VIENDO "NOBODY´S HOME" EN CASA DE UNOS AMIGOS...
por Toria
Estaba el otro día en casa de unos amigos por la tarde, y teníamos puesta Mola TV, viendo los vídeos que pasaban y riéndonos de los SMS guarros que salían a cada momento, cervezas y latas sobre la mesa. Y en eso que ponen el vídeo de Avril "Nobody´s Home", del UMS. Y me quedé callada mirándolo y se me encogió el corazón. Hacía montón de tiempo que no lo veía, porque las teles ya no lo ponen y yo no lo pongo tampoco, aunque oigo la canción en el CD, pero no es lo mismo que ver el vídeo. Así que me quedé callada y la mirada fija en la pantalla y los demás notaron que me pasaba algo. "Tía, qué tienes", dijo alguien. Traté de hablar, pero no podía porque la voz me salía ronca y los ojos los tenía húmedos, así que señalé la pantalla y seguí mirando el vídeo hasta que acabó.

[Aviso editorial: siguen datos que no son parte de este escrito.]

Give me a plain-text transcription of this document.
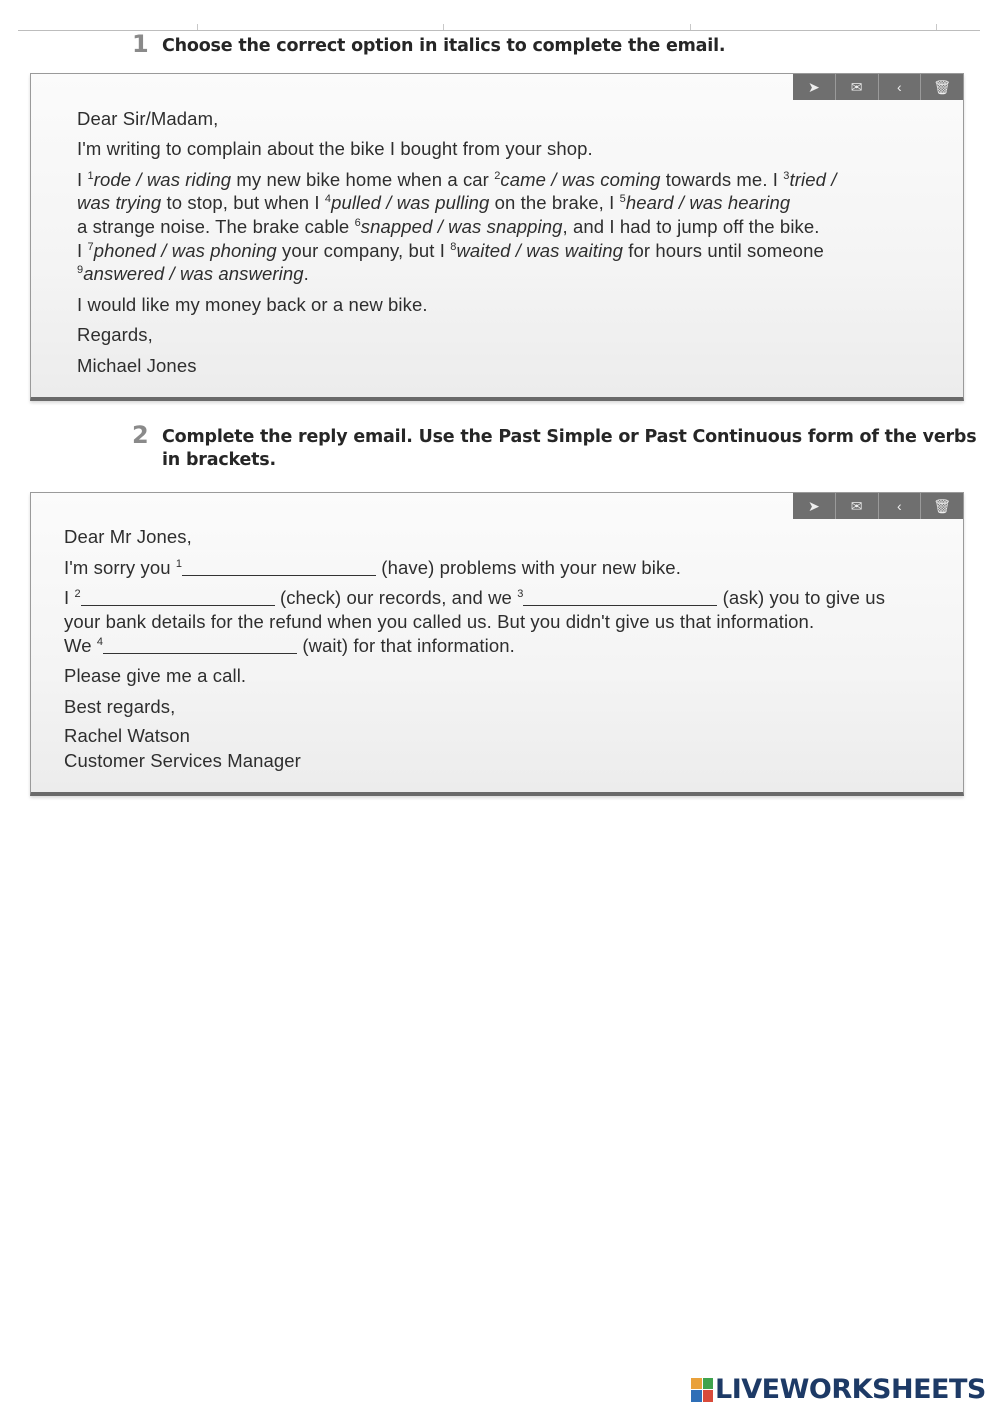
1 Choose the correct option in italics to complete the email.
➤	✉	‹	🗑
Dear Sir/Madam,
I'm writing to complain about the bike I bought from your shop.
I $^1$rode / was riding my new bike home when a car $^2$came / was coming towards me. I $^3$tried /
was trying to stop, but when I $^4$pulled / was pulling on the brake, I $^5$heard / was hearing
a strange noise. The brake cable $^6$snapped / was snapping, and I had to jump off the bike.
I $^7$phoned / was phoning your company, but I $^8$waited / was waiting for hours until someone
$^9$answered / was answering.
I would like my money back or a new bike.
Regards,
Michael Jones
2 Complete the reply email. Use the Past Simple or Past Continuous form of the verbs
in brackets.
➤	✉	‹	🗑
Dear Mr Jones,
I'm sorry you $^1$	(have) problems with your new bike.
I $^2$	(check) our records, and we $^3$	(ask) you to give us
your bank details for the refund when you called us. But you didn't give us that information.
We $^4$	(wait) for that information.
Please give me a call.
Best regards,
Rachel Watson
Customer Services Manager
LIVEWORKSHEETS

A otros les interesaban más las guarradas que colgaban los del chat en Mola TV, pero volvieron a preguntarme qué me pasaba. "Es que esta canción cambió mi vida" les dije. "Vaya, ¿en qué?", preguntó la Begoña, que es bastante obtusa. "Pues que me cambió la vida, tía, que yo estuve a punto de acabar como la de la canción". "¿Y eso?", preguntó uno de los chicos. "Caray, que estaba muy mal, medio loca y a punto de fugarme y hacer disparates... Y un día sola en casa de alguien vi ese vídeo y... bueno, que cambió mi vida. Me volví normal, por decirlo así". "Pero, tía, dinos qué es lo que te pasaba", insistía la Begoña. "Ya qué importa, lo superé y está olvidado". Entonces se metió Rosa: "Es que Vicky estaba colada por un sirvergüenza que la quería obligar a..." "Oye, ¿te quieres callar?", la corté enfadada. "A ver tía, tú has empezado, diciendo que si la canción esa o el vídeo ese te cambiaron la vida y eso, así que no nos puedes dejar a medias". "¿Y la canción de una atontada como la Avril te salvó la vida? Pues sí que eres gansa", me dijo uno de los chicos. "Oye, iros un poquito a la mierda, ¿vale? Yo lo pasaba muy mal en aquel año, y estaba a punto de perderme de mala manera y nadie me echaba un cable. Y vi ese vídeo y me hizo pensar y sentir y abrir los ojos. Y hoy ya no soy como entonces, lo he superado y he olvidado toda aquella mierda en que me metía, así que menos gracietas a mi costa", dije enfadada.
Dijeron algo, pero yo me levanté y me fui al lavabo a mojarme la cara. Les oí que decían algo de que un tío llamado Casio me traía a mal perder y me estaba maleando en aquellos tiempos, pero cerré la puerta y no les oí: todo eso lo tenía ya olvidado.
Bueno, supongo que no se les puede culpar. Hay personas que se ve que viven tan bien y tan felices que no entienden a veces las cosas, que una pueda estar a punto de tirar la vida a la basura, y le llegue la mano de alguien, una mano en forma de vídeo o de canción, y la saque de esa basura en que se ha metido. Y, sí, salga de ella y tenga una segunda oportunidad de hacer cosas nuevas, con nueva gente, con nuevas ganas, vivir una nueva vida. Yo no me reí cuando un amigo me contó hace muy poco que un libro le salvó de suicidarse, y le hizo ver la vida de otra manera. Me pasó con ese vídeo de Avril lo mismo que a Luis con el libro.
Me sequé la cara y miré al espejo. Apenas hacía un par de años de todo eso y parecía un siglo. Si no hubiera pillado el vídeo de Avril aquella noche... ¿dónde estaría yo ahora? ¿qué me habría pasado? Me daba miedo pensarlo.
En fin, gracias a Dios todo era distinto y mejor en mi vida. Bueno, gracias a Dios... o a Avril.